When we first gained "sight", our vision was filled with light. It was not the radiance of the sun. Rather, the source of the light was an inferno. The fire consumed everything around us. It cast a red glow over the ruined city with all its debris and broken buildings.
No sooner had we accomplished the simple task of seeing and processing the most basic of sensory information, we perished in that fire. But that didn't matter. We were endless, after all. When one of us perished, ten more of us came to observe and report to our master.
As the fire burned for hours, we gained more senses. And, by connecting that sensory input to the fundamental knowledge our master gave us, we created a full image. "Smell" and "taste" allowed us to understand the pungent odor of the thick, black gas obscuring the moon above. "Touch" showed us the hard texture of pavement and the pain of death. And most importantly, "hearing" let us learn of the delicious despair that the humans around us felt.
Our master was very pleased with our observations. He had lived for a very long time, and he had grown rather bitter with the world in all his years. Having spent centuries searching for an unattainable wish, his only pleasure came from the suffering of others. In his eyes, all manner of negative emotions are the base state of humanity; happiness, hope, and the like are merely a brief respite from the inevitable pain of living. As extensions of our master, this was one of the most important truths in our primitive nervous systems.
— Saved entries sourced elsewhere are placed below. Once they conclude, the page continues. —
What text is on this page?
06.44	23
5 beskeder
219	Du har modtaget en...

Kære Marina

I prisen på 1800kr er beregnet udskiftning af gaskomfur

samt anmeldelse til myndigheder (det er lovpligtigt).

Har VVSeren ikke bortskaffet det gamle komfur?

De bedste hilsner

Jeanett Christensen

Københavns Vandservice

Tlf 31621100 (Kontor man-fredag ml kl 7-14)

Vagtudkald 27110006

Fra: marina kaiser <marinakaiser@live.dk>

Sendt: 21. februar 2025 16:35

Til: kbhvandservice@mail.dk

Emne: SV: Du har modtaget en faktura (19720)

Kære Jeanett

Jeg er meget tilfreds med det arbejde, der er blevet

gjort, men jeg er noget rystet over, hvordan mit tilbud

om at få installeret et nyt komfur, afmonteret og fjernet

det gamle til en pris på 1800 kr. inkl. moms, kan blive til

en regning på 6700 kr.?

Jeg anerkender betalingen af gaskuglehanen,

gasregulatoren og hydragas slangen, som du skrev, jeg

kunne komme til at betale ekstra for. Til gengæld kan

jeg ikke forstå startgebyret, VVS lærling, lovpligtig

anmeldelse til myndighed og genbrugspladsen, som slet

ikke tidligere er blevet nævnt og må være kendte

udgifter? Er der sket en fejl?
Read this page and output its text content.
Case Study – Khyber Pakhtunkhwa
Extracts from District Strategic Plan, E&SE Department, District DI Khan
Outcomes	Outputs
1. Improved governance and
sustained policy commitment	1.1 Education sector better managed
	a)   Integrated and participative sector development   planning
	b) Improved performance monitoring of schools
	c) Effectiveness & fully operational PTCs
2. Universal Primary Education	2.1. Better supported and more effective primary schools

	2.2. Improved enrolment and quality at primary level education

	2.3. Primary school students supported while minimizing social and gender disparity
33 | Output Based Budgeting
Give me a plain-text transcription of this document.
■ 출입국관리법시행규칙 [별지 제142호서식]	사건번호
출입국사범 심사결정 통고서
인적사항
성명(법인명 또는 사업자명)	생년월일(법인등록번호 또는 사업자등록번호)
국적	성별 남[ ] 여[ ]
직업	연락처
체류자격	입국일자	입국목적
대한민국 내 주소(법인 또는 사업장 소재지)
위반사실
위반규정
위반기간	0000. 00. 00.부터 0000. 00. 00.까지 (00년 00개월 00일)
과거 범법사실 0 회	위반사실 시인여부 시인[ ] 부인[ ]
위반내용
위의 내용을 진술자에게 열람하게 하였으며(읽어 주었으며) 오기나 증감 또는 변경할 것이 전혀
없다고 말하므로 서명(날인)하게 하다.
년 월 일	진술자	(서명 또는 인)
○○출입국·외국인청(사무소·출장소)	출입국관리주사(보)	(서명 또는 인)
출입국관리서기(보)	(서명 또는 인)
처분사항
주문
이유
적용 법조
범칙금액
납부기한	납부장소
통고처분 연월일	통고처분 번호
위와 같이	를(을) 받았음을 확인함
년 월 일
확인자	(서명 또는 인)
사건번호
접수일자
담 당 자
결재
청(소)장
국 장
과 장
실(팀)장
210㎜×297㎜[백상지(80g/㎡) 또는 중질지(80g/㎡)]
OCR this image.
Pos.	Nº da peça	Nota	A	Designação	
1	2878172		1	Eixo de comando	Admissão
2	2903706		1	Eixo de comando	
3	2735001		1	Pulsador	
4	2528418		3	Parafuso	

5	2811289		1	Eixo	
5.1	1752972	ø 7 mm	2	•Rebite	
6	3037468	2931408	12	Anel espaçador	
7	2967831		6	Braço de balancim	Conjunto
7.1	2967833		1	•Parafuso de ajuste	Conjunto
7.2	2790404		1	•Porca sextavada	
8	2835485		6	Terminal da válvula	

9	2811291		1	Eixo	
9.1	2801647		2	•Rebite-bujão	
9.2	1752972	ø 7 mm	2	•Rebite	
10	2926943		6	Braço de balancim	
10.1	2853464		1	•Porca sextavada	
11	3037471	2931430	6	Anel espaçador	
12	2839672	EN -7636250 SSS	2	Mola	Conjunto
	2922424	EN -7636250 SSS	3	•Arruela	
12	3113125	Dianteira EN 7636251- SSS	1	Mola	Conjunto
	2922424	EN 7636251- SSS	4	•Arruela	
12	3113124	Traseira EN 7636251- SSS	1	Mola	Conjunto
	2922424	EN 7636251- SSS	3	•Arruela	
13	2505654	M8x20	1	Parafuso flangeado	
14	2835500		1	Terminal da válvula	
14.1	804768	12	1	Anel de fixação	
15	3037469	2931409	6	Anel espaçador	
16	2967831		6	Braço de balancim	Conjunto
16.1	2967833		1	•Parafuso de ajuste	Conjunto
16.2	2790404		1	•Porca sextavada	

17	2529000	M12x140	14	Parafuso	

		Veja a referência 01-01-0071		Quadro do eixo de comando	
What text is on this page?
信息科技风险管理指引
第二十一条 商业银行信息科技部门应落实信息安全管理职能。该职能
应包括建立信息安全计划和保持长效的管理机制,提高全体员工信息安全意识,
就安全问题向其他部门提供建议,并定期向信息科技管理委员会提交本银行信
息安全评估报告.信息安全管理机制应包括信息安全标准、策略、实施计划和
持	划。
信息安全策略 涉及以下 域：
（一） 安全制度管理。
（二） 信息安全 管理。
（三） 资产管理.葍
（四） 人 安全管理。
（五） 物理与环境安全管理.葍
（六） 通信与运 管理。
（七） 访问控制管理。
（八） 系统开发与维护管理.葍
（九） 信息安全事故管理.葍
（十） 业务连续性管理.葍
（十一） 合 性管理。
That's why we were all surprised to see hope in this hopeless hellfire. The source? The simple coincidence of a man discovering a survivor in that conflagration. We all felt the irritation and displeasure it caused our master. But, at his command, we did not act to destroy it. That man was special, and he put something unique in that child. So, on the orders of our master, we waited to crush that glimmer of hope. After all, the most important truth after "cynicism" is "patience."